Ricketty Dick was a familiar and well-liked personality around Sydney in the 19th century. He lived at a range of Aboriginal camps in Sydney, including those at The Domain, Rose Bay and Woolloomooloo. As one of the elders in these camps, Ricketty Dick was sometimes described as the ‘King of the Woolloomooloo Tribe’ and the ‘Chief of the Rose Bay Tribe’.

He was given the name Ricketty Dick ‘in consequence of the way in which he walked’. Other commentators recorded that he was a ‘cripple’ and that he had some form of paralysis that affected his legs.

He was born in Sydney in c1795. His father was from Five Islands near Wollongong and his mother was from the Botany area. He was related to Cora Gooseberry, Bungaree‘s wife.

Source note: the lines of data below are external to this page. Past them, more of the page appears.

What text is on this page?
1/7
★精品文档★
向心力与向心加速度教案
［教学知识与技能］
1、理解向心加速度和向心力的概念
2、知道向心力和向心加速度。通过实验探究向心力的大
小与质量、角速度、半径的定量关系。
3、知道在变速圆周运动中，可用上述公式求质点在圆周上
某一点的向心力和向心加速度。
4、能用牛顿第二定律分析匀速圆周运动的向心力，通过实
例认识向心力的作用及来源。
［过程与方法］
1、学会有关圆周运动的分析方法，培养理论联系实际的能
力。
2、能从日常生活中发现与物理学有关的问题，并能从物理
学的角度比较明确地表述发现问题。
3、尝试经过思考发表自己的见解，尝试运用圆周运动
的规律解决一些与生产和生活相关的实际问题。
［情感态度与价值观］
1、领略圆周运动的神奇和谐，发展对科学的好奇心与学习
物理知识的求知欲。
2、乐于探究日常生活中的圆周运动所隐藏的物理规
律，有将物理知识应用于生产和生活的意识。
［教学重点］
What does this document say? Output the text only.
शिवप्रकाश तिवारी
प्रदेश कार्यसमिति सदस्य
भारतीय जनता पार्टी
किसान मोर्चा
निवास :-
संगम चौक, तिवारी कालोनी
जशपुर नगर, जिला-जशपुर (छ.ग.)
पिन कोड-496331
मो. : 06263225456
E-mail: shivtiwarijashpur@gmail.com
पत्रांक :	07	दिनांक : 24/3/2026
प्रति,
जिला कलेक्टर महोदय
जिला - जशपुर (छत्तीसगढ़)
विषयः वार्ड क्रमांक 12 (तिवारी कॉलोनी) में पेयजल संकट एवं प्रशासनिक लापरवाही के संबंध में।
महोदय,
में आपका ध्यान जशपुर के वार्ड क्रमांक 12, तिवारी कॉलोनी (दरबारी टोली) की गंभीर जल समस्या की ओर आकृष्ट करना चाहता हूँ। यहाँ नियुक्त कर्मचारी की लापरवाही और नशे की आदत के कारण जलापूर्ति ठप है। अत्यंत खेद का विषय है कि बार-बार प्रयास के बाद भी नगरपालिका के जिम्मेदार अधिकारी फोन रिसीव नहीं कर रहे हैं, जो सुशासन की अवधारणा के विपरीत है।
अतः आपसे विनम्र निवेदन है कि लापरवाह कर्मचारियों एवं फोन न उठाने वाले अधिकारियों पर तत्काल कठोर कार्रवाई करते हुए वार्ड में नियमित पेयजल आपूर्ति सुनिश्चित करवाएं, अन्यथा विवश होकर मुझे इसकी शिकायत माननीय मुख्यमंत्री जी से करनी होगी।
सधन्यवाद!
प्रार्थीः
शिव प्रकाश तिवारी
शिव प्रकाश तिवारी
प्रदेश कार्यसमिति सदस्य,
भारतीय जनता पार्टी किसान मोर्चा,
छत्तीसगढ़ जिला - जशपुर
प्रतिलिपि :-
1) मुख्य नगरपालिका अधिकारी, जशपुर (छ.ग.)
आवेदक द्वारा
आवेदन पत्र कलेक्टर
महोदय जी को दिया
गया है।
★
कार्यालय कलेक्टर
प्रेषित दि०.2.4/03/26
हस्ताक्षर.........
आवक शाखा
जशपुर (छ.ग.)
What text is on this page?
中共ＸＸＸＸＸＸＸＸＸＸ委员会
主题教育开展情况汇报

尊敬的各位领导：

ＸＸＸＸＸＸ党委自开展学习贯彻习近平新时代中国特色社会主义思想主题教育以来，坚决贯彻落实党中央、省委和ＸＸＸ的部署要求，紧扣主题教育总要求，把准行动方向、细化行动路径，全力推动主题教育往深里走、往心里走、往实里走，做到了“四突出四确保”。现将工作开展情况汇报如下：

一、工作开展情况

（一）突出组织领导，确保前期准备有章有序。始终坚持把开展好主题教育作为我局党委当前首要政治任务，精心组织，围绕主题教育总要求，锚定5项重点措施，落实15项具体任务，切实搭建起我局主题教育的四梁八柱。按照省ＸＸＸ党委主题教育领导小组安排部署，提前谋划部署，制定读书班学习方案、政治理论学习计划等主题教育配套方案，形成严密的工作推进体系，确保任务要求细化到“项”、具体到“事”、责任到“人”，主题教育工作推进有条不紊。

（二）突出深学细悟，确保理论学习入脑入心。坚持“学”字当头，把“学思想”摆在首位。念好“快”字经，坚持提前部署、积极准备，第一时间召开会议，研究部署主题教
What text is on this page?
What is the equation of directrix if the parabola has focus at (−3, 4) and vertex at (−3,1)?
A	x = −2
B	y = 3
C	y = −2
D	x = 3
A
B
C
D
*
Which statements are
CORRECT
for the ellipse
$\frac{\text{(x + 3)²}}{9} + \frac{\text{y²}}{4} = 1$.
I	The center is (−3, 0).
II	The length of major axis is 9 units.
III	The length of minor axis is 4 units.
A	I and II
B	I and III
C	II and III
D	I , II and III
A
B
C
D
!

William Henry Fernyhough produced a profile portrait of ‘Bill Worrall’ in 1836, along with 11 other Aboriginal people living in Sydney (Bungaree, Gooseberry, Jemmy, Boardman, Cullabaa, Punch, Mickie, Mary, Toby, Tommy and Piper). Ricketty Dick also appeared as one of Charles Rodius’ portraits of NSW Aboriginal Australians, c1844.

In 1854, Ricketty Dick was noted as a ‘denizen of Sydney’. By this time, he had taken up occupation of a ‘gunyah’ at Rose Bay. He camped on the side of the Old South Head Road and was ‘daily seen by the visitors to South Head’. One source records that he lived here with his wife, referred to as ‘Mrs Snowball’. Another source records that he was addicted to alcohol and that he begged money from passers-by.

Ricketty Dick had camped at this spot on Old South Head Road from at least 1852. The exact location of this camping spot has not been pin pointed but it was on part of Daniel Cooper’s Point Piper Estate, and was probably at the headwaters of Rose Bay which was then swamps. In 1910 the site of the ‘gunyah’ was recorded as being ‘about where the golf links are now’.

George Rawlingson was a ‘contractor, in charge of Sir Daniel Cooper’s property’, known as the Point Piper Estate. W C Wentworth, who lived nearby at Vaucluse House until 1854, paid George Rawlingson a weekly wage to look after Ricketty Dick. It appears that Ricketty Dick earlier spent time at the Benevolent Asylum.

At the inquest into Ricketty Dick’s death in 1863, Rawlingson deposed that had he had built the hut or gunyah that Ricketty Dick lived in. (In other words, the gunyah was built by Rawlingson; it was paid for by Wentworth but located on Cooper’s land). Moreover, Rawlingson claimed that he had known Ricketty Dick for 36 years. This suggests that Ricketty Dick may have lived in the Rose Bay area from at least 1827.

Bill Worrell was recorded on the 1857 Blanket list for Sydney. A year later, Geroge Thornton in a letter to the Colonial Secretary declared that there were only two Sydney Aboriginal people left, so all of the blankets were not needed. He wrote ‘I can assure you that the number of blacks now belonging to the Sydney district are reduced to two – vis ‘Wingle’ and ‘Bill Worrell’.

Ricketty Dick spent his final days around Rose Bay and died in the winter of 1863.

A coin with Ricketty Dick’s profile was struck after his death.